Estamos cansadas, agastadas, desgastadas, ou estaremos simplesmente desesperançadas? Falamos sobre nós, na ótica de uma redoma especial. Somos mulheres e protegemo-nos, cuidamo-nos da forma que conseguimos, sobejamente ou não, sobrevivemos. Não arredamos pé daquilo que construímos e cativamos por aquilo que somos e que ambicionamos.

Falamos insistentemente e orgulhosamente sobre as nossas conquistas nas diversas áreas, na luta pela igualdade de género e pela igualdade de direitos.

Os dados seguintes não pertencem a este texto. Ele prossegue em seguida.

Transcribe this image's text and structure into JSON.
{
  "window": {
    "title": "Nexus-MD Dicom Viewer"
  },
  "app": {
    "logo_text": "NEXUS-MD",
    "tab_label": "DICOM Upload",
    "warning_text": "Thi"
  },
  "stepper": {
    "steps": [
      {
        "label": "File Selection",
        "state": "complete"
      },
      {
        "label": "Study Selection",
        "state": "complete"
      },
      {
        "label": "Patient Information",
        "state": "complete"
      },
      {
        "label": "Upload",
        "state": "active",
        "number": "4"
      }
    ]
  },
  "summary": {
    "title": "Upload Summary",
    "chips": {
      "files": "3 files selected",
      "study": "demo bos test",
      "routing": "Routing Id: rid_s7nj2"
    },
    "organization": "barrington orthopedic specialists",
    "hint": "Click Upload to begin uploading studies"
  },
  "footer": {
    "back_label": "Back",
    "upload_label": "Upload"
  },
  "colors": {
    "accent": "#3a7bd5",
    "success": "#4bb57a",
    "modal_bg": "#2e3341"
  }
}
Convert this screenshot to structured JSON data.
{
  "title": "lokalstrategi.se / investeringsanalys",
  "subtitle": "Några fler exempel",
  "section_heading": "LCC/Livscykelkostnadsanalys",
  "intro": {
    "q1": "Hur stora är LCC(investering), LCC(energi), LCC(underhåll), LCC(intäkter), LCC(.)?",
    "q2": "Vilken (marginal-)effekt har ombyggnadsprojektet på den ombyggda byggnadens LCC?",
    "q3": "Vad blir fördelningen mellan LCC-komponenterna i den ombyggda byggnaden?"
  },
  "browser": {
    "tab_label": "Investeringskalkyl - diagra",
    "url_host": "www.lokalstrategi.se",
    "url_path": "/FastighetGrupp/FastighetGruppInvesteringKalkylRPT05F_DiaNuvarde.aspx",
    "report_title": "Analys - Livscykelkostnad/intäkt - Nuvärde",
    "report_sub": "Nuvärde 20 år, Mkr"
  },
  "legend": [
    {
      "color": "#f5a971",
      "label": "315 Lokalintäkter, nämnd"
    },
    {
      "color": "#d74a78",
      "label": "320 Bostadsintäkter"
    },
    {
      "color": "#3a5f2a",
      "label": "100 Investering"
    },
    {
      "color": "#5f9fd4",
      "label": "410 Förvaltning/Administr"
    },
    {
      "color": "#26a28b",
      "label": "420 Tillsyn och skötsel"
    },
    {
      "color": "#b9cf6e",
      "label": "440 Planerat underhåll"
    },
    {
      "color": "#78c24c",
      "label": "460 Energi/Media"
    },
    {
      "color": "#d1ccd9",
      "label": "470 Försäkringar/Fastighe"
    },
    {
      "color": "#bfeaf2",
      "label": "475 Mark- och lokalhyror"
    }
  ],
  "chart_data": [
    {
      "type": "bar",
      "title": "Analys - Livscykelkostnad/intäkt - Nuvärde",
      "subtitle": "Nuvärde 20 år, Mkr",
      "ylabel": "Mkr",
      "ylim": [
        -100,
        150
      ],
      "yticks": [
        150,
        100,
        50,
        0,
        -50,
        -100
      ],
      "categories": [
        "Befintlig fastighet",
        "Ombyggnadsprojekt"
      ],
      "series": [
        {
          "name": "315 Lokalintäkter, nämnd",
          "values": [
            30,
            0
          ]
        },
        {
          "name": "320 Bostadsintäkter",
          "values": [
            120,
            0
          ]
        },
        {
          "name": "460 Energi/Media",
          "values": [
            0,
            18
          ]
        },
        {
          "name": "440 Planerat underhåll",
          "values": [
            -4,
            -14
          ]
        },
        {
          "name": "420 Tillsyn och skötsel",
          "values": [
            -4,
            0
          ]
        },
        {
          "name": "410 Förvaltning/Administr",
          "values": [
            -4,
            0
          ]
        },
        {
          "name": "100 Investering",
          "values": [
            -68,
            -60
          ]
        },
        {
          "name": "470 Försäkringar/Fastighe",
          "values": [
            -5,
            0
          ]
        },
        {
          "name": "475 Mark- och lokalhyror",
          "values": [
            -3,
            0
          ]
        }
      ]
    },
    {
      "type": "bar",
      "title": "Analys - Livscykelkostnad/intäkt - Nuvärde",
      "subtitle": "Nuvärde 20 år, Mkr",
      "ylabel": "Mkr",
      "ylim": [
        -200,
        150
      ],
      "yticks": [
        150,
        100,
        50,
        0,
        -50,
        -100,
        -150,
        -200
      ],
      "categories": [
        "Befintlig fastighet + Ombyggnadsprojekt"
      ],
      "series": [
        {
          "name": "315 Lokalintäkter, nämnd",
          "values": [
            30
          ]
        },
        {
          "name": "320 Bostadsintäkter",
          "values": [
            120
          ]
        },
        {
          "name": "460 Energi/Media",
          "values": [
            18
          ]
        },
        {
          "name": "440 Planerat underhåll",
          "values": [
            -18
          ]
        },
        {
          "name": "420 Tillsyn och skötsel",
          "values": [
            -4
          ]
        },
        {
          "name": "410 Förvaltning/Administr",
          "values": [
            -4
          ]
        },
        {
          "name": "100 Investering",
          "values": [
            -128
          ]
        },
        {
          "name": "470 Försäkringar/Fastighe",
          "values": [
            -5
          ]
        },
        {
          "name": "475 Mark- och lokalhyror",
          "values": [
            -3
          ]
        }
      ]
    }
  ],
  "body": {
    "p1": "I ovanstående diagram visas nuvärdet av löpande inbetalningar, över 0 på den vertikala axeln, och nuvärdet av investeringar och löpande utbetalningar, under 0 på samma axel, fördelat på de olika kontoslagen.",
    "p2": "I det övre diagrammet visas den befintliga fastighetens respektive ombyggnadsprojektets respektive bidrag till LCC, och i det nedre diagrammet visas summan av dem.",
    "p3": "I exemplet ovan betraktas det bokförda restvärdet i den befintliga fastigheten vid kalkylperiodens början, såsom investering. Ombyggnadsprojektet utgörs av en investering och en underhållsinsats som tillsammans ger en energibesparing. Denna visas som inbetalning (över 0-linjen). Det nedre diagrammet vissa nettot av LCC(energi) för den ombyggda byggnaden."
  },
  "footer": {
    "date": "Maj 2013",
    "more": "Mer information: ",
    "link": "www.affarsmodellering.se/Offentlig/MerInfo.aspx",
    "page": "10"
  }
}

Enfrentamos inúmeros desafios, nas diversas áreas, que, por imposição ou não, decidimos priorizar. Aspiramos a um mundo melhor.

Dentro deste núcleo de reflexão, recordamos os desafios significativos que as mulheres e as advogadas, em particular, continuam a enfrentar em áreas muitas vezes circunscritas e historicamente exercidas por homens. Não temos dúvidas que existem ainda muitas mudanças a fazer, de forma a garantir a paridade de géneros.

Sabemos e reconhecemos, que nós, mulheres advogadas, enfrentamos tarefas difíceis, das quais contamos, a tentativa de equilíbrio e conciliação de responsabilidades familiares, profissionais, com horas muitas vezes “extra largas” de trabalho, muitas vezes e também sob pressão e com pouca ou nenhuma flexibilidade. A lista é piedosa, extensa, numerada, e não vale a pena insistir em expô-la detalhadamente. Sentimos na pele os desafios, todos os dias.

Apontamos a um outro, a difícil tarefa de escolher entre a vida pessoal e laboral, sentimo-nos forçadas, arrebatadas, com um sentimento apertado, num “sapato que não cabe” ou quando cabe magoa, por vezes demais. Pensamos que a alternativa reside, ou pode residir, na difícil tarefa da escolha entre a vida pessoal (supostamente mais amenizante) e a vida profissional, tendo em vista a progressão da carreira.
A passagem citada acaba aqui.